Why Have Women Historically Been Left Out of Medical Research?

Dhiksha Balaji
Why Didn’t I Know This
3 min readMar 5, 2018
Photo Credit: CDC, Roy Perry, Jr. (U.S. Public Health Service)

It was only in 1994 that the National Institutes of Health (NIH) mandated the inclusion of women in clinical trials. It was in this year that the NIH Guidelines on the Inclusion of Women and Minorities as Subjects in Clinical Research were published, requiring NIH-funded investigations to ensure sufficient numbers of women included in clinical trials “such that valid analyses of sex differences in the effects of interventions can be accomplished.” A question very quickly formed in my head- why did it take so long to include women?

The NIH traces its roots much further back, to 1887. It began as the Marine Hospital Service, which later became the U.S. Public Health Service. Even in 1887, this “laboratory of hygiene,” as the physician in charge called it, worked to serve the public’s health. Yet since its inception, the vast majority of all advances made in human health through the NIH, now the world’s single largest funder of medical research, have largely been based on male populations. Furthermore, medical research conducted outside the NIH has predominantly recruited men in the past and is not bound to sex- and gender-inclusive guidelines. We’ve talked about why we should care to fix this problem, but where did it arise?

In other words, why were women not included to begin with?

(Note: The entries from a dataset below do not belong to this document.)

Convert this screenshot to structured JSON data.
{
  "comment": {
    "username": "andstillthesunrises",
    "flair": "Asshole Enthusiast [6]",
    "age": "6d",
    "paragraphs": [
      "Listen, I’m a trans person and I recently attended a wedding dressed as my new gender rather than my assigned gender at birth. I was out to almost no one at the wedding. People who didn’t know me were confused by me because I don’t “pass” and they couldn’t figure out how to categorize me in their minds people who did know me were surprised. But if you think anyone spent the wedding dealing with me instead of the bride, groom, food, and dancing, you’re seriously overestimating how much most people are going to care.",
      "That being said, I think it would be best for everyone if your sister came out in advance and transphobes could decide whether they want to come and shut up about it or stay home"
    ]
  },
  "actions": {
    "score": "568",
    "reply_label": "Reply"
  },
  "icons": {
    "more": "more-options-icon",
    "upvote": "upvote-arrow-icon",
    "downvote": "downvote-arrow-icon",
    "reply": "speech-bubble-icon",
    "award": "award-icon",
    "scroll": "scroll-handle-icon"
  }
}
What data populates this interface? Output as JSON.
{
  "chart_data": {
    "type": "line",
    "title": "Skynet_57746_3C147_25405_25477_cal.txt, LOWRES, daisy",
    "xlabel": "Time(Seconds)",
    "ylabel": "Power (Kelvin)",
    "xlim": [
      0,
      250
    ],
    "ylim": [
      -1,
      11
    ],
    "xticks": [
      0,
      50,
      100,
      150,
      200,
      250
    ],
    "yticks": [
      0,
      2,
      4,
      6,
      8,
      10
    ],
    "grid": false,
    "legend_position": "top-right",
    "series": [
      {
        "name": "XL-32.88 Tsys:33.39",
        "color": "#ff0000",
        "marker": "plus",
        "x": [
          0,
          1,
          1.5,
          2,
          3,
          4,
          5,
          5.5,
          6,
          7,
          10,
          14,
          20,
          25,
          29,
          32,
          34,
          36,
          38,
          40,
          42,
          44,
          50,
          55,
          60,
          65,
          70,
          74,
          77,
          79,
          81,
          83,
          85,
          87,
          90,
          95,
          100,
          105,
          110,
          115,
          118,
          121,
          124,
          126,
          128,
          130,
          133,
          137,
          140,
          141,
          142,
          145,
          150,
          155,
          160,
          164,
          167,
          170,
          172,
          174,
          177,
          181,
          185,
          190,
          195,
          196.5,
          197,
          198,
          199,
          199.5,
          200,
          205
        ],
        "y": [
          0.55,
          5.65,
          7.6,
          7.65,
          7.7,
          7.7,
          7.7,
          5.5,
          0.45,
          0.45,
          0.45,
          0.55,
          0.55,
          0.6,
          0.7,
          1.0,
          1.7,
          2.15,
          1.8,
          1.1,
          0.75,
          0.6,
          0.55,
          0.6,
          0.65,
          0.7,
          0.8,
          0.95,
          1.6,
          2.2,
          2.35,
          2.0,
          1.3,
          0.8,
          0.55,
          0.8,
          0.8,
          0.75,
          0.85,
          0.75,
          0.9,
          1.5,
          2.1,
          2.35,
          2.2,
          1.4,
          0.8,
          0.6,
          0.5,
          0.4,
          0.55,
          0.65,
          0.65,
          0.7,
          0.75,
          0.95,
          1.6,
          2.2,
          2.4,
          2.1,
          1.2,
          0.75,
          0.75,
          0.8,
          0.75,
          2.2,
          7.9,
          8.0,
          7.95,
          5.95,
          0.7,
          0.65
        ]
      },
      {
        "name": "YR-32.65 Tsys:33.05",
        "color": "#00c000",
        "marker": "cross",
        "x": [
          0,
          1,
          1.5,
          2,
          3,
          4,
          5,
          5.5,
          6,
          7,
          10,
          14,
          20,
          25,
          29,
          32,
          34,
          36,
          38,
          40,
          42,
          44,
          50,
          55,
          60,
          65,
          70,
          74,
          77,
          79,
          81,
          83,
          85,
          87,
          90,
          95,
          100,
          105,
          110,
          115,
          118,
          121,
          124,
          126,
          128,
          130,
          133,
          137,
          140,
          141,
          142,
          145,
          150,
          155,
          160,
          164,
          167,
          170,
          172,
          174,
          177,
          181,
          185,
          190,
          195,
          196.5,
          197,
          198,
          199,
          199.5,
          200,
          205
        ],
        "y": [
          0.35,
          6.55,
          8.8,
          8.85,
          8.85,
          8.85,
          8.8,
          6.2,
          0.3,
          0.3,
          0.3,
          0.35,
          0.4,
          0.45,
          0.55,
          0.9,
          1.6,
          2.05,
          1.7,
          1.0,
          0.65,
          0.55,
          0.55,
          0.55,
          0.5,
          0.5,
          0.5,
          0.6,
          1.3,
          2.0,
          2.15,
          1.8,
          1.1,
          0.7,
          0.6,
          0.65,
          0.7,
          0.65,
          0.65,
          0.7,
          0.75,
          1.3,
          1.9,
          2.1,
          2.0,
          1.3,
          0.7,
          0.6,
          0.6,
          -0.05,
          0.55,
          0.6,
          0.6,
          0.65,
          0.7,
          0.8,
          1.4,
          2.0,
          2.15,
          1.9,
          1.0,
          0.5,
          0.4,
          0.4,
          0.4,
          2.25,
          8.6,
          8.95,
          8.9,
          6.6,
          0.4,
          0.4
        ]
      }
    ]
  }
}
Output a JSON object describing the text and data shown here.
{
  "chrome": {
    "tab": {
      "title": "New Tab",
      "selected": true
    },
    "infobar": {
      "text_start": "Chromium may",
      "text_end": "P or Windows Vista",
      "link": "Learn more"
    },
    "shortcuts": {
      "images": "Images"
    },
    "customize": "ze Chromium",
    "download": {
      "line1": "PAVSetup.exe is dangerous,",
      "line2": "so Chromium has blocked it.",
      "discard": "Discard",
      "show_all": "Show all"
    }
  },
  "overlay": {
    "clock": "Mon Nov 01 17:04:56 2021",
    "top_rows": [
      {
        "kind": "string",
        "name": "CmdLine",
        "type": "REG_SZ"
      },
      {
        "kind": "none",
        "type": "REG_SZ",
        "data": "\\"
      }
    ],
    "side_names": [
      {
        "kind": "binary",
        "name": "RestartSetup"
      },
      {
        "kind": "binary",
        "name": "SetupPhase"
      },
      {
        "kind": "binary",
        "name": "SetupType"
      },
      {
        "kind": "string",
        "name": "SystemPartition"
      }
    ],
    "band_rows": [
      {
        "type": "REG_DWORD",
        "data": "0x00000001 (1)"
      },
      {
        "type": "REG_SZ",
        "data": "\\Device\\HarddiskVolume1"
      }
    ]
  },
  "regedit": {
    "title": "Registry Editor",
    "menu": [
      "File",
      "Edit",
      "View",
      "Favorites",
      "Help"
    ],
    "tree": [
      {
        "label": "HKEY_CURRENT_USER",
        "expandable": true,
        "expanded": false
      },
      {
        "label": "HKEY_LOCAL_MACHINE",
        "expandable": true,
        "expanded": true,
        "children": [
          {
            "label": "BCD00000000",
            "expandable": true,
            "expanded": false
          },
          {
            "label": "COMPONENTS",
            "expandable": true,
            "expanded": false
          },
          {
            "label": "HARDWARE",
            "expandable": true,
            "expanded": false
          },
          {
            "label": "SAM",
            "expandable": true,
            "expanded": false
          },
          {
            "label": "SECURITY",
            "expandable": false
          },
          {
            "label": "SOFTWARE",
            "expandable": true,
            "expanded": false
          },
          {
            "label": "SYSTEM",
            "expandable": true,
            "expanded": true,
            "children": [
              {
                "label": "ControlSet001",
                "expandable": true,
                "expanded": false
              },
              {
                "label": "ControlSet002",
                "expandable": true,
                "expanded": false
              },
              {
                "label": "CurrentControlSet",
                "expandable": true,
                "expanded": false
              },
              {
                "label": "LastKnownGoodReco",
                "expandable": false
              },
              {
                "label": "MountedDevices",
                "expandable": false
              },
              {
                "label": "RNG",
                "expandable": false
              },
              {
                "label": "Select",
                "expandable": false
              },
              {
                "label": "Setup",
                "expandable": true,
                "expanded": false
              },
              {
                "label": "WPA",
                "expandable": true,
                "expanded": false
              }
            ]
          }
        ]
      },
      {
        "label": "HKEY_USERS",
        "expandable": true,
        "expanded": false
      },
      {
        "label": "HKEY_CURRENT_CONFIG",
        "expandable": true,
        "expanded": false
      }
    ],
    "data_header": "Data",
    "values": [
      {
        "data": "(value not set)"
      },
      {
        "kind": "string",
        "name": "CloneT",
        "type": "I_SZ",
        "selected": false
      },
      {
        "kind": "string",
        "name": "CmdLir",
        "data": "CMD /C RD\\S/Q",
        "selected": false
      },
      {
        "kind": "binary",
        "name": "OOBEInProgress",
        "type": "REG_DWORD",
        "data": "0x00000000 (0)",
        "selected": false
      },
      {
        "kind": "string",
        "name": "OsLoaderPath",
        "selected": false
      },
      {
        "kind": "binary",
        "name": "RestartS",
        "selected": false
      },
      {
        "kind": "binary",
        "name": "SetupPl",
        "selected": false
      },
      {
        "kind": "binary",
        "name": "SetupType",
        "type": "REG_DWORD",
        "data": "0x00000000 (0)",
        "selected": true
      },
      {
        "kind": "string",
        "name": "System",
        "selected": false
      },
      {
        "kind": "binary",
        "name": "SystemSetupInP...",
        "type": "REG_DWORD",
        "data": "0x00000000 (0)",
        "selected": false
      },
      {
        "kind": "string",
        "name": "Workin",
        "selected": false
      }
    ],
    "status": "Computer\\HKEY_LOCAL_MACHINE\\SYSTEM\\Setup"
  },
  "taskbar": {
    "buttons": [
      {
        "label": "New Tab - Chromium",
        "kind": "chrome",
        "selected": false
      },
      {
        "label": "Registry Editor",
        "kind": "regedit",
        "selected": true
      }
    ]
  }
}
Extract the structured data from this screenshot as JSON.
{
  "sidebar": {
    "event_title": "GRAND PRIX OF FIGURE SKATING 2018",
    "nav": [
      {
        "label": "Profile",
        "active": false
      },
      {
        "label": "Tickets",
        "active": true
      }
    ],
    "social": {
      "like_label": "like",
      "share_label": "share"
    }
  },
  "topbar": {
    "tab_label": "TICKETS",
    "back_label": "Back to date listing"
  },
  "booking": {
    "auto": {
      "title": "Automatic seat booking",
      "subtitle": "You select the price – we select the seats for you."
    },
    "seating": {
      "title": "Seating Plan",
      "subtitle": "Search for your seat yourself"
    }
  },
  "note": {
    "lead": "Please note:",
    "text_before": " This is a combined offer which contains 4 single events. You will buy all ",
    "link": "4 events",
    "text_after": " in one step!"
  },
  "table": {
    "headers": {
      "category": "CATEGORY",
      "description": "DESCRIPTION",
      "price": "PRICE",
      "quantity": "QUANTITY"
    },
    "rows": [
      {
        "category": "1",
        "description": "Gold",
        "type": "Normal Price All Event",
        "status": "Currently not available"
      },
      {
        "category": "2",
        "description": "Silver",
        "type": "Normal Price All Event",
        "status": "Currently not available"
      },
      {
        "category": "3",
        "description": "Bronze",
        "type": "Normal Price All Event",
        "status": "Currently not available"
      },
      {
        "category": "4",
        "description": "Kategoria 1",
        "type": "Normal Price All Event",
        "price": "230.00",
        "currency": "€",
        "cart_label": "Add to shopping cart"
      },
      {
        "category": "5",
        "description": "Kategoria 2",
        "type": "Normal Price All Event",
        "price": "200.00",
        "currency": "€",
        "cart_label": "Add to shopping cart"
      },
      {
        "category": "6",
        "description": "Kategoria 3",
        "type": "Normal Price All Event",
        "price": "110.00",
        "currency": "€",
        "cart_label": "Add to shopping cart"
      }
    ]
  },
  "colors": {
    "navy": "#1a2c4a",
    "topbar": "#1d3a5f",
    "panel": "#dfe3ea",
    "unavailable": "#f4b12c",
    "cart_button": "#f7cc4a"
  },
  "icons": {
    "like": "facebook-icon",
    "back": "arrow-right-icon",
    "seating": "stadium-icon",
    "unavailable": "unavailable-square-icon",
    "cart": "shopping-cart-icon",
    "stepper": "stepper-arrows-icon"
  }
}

The short answer is three-fold: women were excluded from medical research due to concern about exposure to experimental risk during childbearing years, a misperception that treatment is the same across sex and gender, and a belief that women’s menstrual and hormone cycle would bring unnecessary complications to the scientific design of experiments. Let’s look at each point more closely and then consider if they were justified.

Photo Credit: CDC, Frank H. Lucas and Harley E. Walkers

1. Concern About Risks to Pregnant Women

This remains a legitimate concern. Pregnant women rightly should not be participants in a research trial that poses any potential risk to them or their child. However, the protection of pregnant women and their fetuses does not necessitate the exclusion of all female research participants. By excluding female participants of “childbearing age,” research has excluded a huge segment of women, those from life stages ranging menarche to menopause. Even more troublingly, this dictum ignores that some women may choose never to be pregnant. In fact, the emphasis on childbearing conflates women’s health with reproductive health. There are many more aspects of a woman’s health, such as her reaction to certain drugs or her unique symptoms from heart attack, which remained unstudied for so long for fear of losing or compromising reproductive capacity.

2. Misperception that Treatments Are Universal

Women were not actively recruited due to the belief that studies done on men would suffice or be just as applicable. However, we know now that presentations and treatment of illness or disease can be quite different in males and females. For example, a woman might present symptoms differently than a man when experiencing a heart attack, including symptoms that cannot be detected with the standard male-oriented test that checks for occlusion of the artery. Other examples of sex and gender difference abound. We can surely say that studies done exclusively on and for men might not provide the whole picture when diagnosing or treating women.

3. Belief that Women’s Menstrual and Hormone Cycles Are Confounding Factors in Scientific Studies

Indeed, there are variations in a woman’s body over time: changes in the time leading up to the first menstruation, on a monthly basis during menstruation, and as menstruation ends during and after menopause. However, there are also hormone changes in men, including decreasing testosterone levels with age. This reason for excluding women raises important questions. If information regarding women’s health is slightly more difficult to obtain in certain cases, does that mean it is not worth pursuing? When are the reasons, if ever, good enough to exclude women from participating in medical research?

While we are still grappling with those questions today, what is clear is that leaving women out of research leaves us with conspicuous gaps in knowledge in some areas of health and medicine.